Bu ilginç haber ile Burdur Eğitim Fakültesi’nden Yardımcı Doç. Dr. Mahmut Babacan’ın kendi öğrencileri arasında yaptığı bir araştırmanın sonuçları aynı gün elime geçti.

Sorun üstüne sorun
Dr. Babacan’ın özetlediği en temel sorunlar şunlar:
Üniversite birinci sınıf öğrencilerinin neredeyse tümü temel imla kurallarını bilmiyorlar. Çoğu ödevlerine sayfa numarası vermeyi bile bilmiyor. Ödevlerinde kaynak olarak gösterebildikleri sadece ortaokul ve lisede okudukları kaynak kitaplar. Büyük temel ansiklopedilerden hiçbirinin haberi yok.
Temel kaynaklar konusunda tam bir bilgisizlik var. Türk ve dünya edebiyatının klasiklerini okumamışlar. Sınavlarda sorulan sorulara verdikleri yanıtlardan özetlemeyi bilmedikleri, sorulan soruyu anlamakta güçlük çektikleri, analiz ve sentez yapamadıkları ortaya çıkıyor.

Tek amaç üniversite
ÖSS sisteminin bir sonucu olarak çocuklar sadece test çözmeye yöneltilmişler. Tek amaç bir üniversite kazanmak olduğu için temel ilgi alanları sadece bu sınavda çıkabilecek test sorularına yönelik.

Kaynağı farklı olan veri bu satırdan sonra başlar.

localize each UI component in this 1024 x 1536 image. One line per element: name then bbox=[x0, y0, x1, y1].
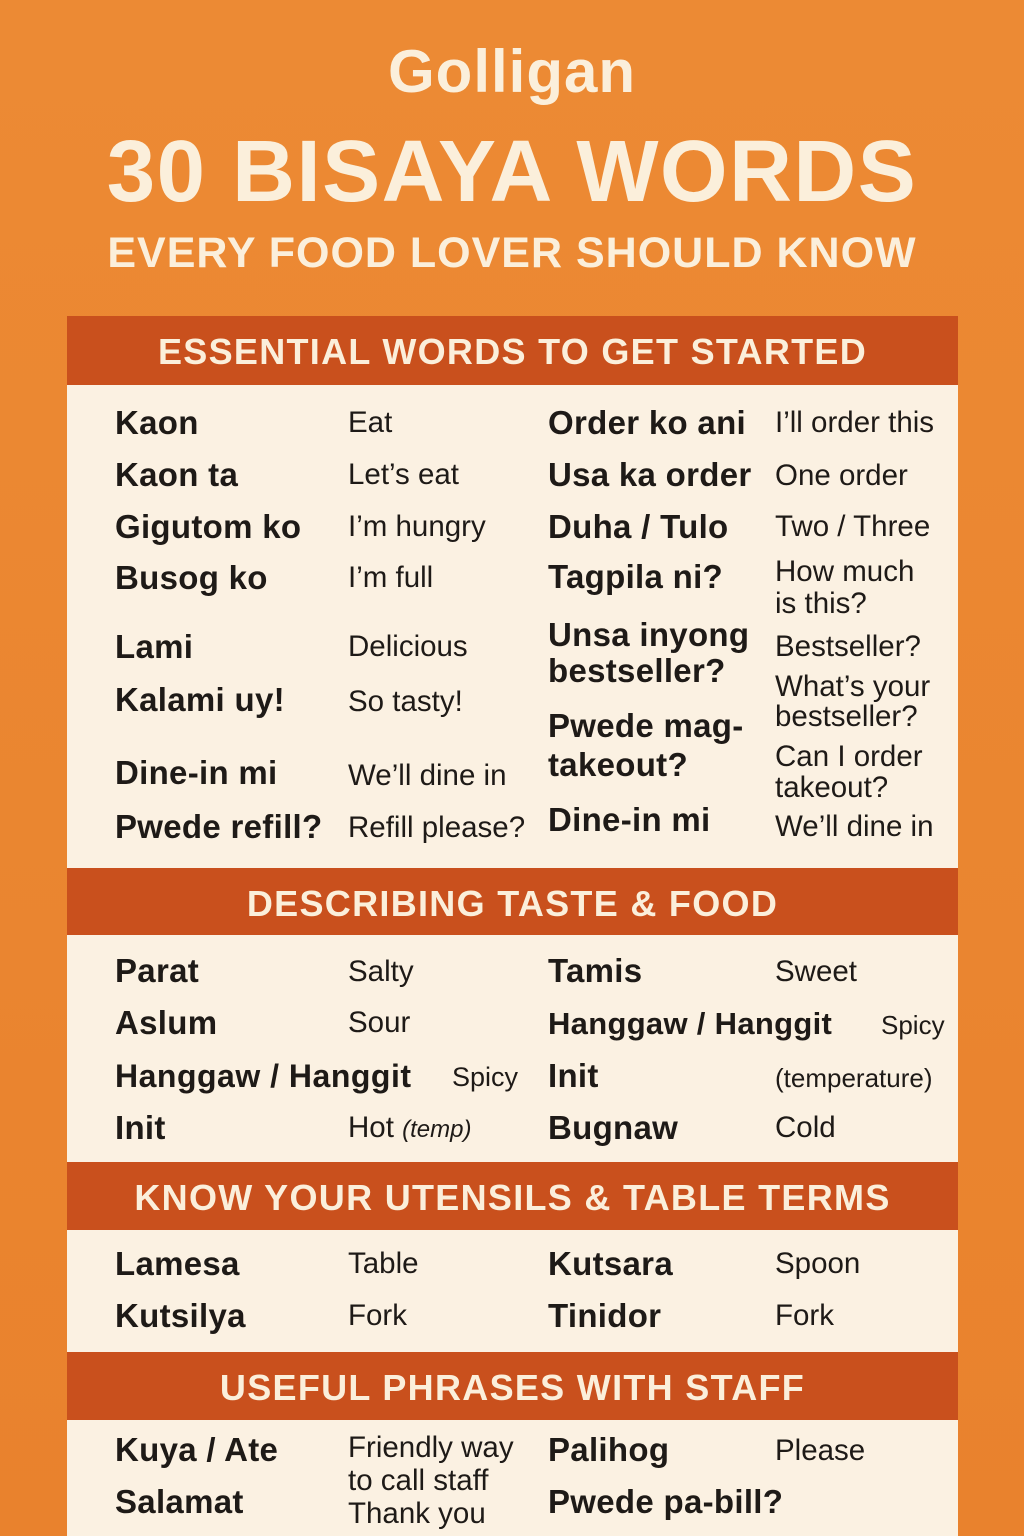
word list: essential: How much bbox=[775, 555, 914, 588]
word list: taste: Bugnaw bbox=[548, 1109, 678, 1146]
word list: essential: Duha / Tulo bbox=[548, 508, 728, 545]
panel body: essential words bbox=[67, 385, 958, 868]
word list: essential bbox=[115, 404, 934, 845]
panel body: utensils bbox=[67, 1230, 958, 1352]
word list: taste: Parat bbox=[115, 952, 199, 989]
panel body: taste bbox=[67, 935, 958, 1162]
word list: essential: Let’s eat bbox=[348, 458, 459, 491]
panel header: taste bbox=[67, 868, 958, 935]
word list: utensils: Fork bbox=[775, 1299, 834, 1332]
word list: staff: Pwede pa-bill? bbox=[548, 1483, 783, 1520]
word list: essential: Can I order bbox=[775, 740, 923, 773]
word list: staff: to call staff bbox=[348, 1464, 488, 1497]
word list: essential: So tasty! bbox=[348, 685, 463, 718]
word list: essential: Dine-in mi bbox=[548, 801, 711, 838]
word list: utensils: Kutsilya bbox=[115, 1297, 246, 1334]
word list: taste: Hanggaw / Hanggit bbox=[115, 1058, 412, 1094]
word list: essential: Kalami uy! bbox=[115, 681, 285, 718]
word list: taste: Init bbox=[548, 1057, 599, 1094]
word list: essential: We’ll dine in bbox=[348, 759, 507, 792]
word list: taste: Cold bbox=[775, 1111, 836, 1144]
panel body: staff bbox=[67, 1420, 958, 1536]
word list: taste: Aslum bbox=[115, 1004, 217, 1041]
word list: staff: Please bbox=[775, 1434, 865, 1467]
word list: utensils bbox=[115, 1245, 860, 1334]
panel header: taste: DESCRIBING TASTE & FOOD bbox=[247, 883, 778, 924]
word list: utensils: Table bbox=[348, 1247, 419, 1280]
word list: essential: Two / Three bbox=[775, 510, 930, 543]
word list: taste: (temperature) bbox=[775, 1063, 932, 1093]
word list: essential: is this? bbox=[775, 587, 867, 620]
word list: staff: Palihog bbox=[548, 1431, 669, 1468]
title: main: 30 BISAYA WORDS bbox=[107, 123, 917, 220]
word list: staff bbox=[115, 1431, 865, 1530]
word list: essential: Pwede mag- bbox=[548, 707, 744, 744]
word list: taste: Sweet bbox=[775, 955, 857, 988]
panel header: utensils bbox=[67, 1162, 958, 1230]
word list: taste: Hanggaw / Hanggit bbox=[548, 1006, 832, 1041]
subtitle: EVERY FOOD LOVER SHOULD KNOW bbox=[107, 229, 917, 277]
word list: essential: I’ll order this bbox=[775, 406, 934, 439]
word list: essential: Gigutom ko bbox=[115, 508, 301, 545]
word list: essential: takeout? bbox=[775, 771, 888, 804]
word list: essential: bestseller? bbox=[548, 652, 726, 689]
word list: taste: Sour bbox=[348, 1006, 410, 1039]
word list: utensils: Tinidor bbox=[548, 1297, 661, 1334]
word list: essential: One order bbox=[775, 459, 908, 492]
word list: taste: Hot (temp) bbox=[348, 1111, 471, 1144]
word list: staff: Kuya / Ate bbox=[115, 1431, 278, 1468]
word list: taste: Salty bbox=[348, 955, 414, 988]
word list: taste: Spicy bbox=[452, 1062, 518, 1092]
word list: essential: Tagpila ni? bbox=[548, 558, 723, 595]
word list: staff: Salamat bbox=[115, 1483, 244, 1520]
panel header: utensils: KNOW YOUR UTENSILS & TABLE TERMS bbox=[134, 1177, 891, 1218]
word list: essential: What’s your bbox=[775, 670, 930, 703]
word list: taste: Tamis bbox=[548, 952, 642, 989]
word list: essential: I’m full bbox=[348, 561, 433, 594]
panel header: staff: USEFUL PHRASES WITH STAFF bbox=[220, 1367, 805, 1408]
word list: essential: Busog ko bbox=[115, 559, 268, 596]
word list: essential: Refill please? bbox=[348, 811, 525, 844]
word list: essential: Kaon bbox=[115, 404, 199, 441]
panel header: essential words bbox=[67, 316, 958, 385]
word list: essential: Bestseller? bbox=[775, 630, 921, 663]
word list: staff: Friendly way bbox=[348, 1431, 514, 1464]
word list: essential: Delicious bbox=[348, 630, 468, 663]
word list: staff: Thank you bbox=[348, 1497, 486, 1530]
word list: essential: Order ko ani bbox=[548, 404, 746, 441]
word list: utensils: Kutsara bbox=[548, 1245, 673, 1282]
word list: essential: Dine-in mi bbox=[115, 754, 278, 791]
word list: utensils: Fork bbox=[348, 1299, 407, 1332]
word list: utensils: Lamesa bbox=[115, 1245, 240, 1282]
word list: essential: Unsa inyong bbox=[548, 616, 749, 653]
word list: essential: Lami bbox=[115, 628, 193, 665]
panel header: staff bbox=[67, 1352, 958, 1420]
word list: essential: I’m hungry bbox=[348, 510, 486, 543]
word list: taste: Spicy bbox=[881, 1010, 945, 1040]
word list: essential: Eat bbox=[348, 406, 392, 439]
word list: essential: Usa ka order bbox=[548, 456, 752, 493]
word list: utensils: Spoon bbox=[775, 1247, 860, 1280]
word list: essential: We’ll dine in bbox=[775, 810, 934, 843]
word list: essential: Pwede refill? bbox=[115, 808, 322, 845]
title: brand: Golligan bbox=[388, 38, 636, 105]
word list: essential: takeout? bbox=[548, 746, 688, 783]
word list: taste: Init bbox=[115, 1109, 166, 1146]
panel header: essential words: ESSENTIAL WORDS TO GET STARTED bbox=[158, 331, 867, 372]
word list: taste bbox=[115, 952, 945, 1146]
word list: essential: bestseller? bbox=[775, 700, 918, 733]
word list: essential: Kaon ta bbox=[115, 456, 238, 493]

Bu çocukların tümünün lise eğitimleri boyunca sadece test çözerek nihai sınava hazırlandıkları açık bir şekilde görülüyor.

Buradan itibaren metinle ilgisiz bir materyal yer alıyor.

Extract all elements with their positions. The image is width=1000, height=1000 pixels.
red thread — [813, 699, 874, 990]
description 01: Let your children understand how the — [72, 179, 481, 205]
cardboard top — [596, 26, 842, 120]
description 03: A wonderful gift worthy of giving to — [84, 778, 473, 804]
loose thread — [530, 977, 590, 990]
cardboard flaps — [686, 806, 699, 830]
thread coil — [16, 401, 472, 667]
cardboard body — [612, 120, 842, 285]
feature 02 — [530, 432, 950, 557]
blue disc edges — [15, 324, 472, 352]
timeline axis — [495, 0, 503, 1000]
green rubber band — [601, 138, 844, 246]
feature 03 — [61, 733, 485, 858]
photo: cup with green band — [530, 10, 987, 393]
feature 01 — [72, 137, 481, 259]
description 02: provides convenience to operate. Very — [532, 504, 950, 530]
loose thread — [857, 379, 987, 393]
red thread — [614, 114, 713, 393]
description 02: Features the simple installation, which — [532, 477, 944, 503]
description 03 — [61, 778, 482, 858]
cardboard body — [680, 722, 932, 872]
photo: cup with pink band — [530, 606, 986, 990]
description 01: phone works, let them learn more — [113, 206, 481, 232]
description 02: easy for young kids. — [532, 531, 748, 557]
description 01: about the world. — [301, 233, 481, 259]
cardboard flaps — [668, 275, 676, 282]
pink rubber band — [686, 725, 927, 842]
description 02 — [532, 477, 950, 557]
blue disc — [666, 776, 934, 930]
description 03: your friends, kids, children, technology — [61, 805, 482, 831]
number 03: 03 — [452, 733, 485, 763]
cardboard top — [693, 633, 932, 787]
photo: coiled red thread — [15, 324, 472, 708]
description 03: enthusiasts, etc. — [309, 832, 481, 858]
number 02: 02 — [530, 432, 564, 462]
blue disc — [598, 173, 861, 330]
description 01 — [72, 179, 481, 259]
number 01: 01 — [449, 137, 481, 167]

Üniversite Reformu’nun sıcak bir şekilde tartışıldığı bugünlerde, temel ve lise eğitimindeki sorunları da konuşmalıyız diye düşünüyorum.
Eğitim sisteminin bir bütün olduğunu, iyi hazırlanmamış öğrencilerden oluşacak bir üniversitenin, hangi reform yapılırsa yapılsın gerçek bir üniversitenin fonksiyonlarını yerine getiremeyeceğini de unutmamalıyız.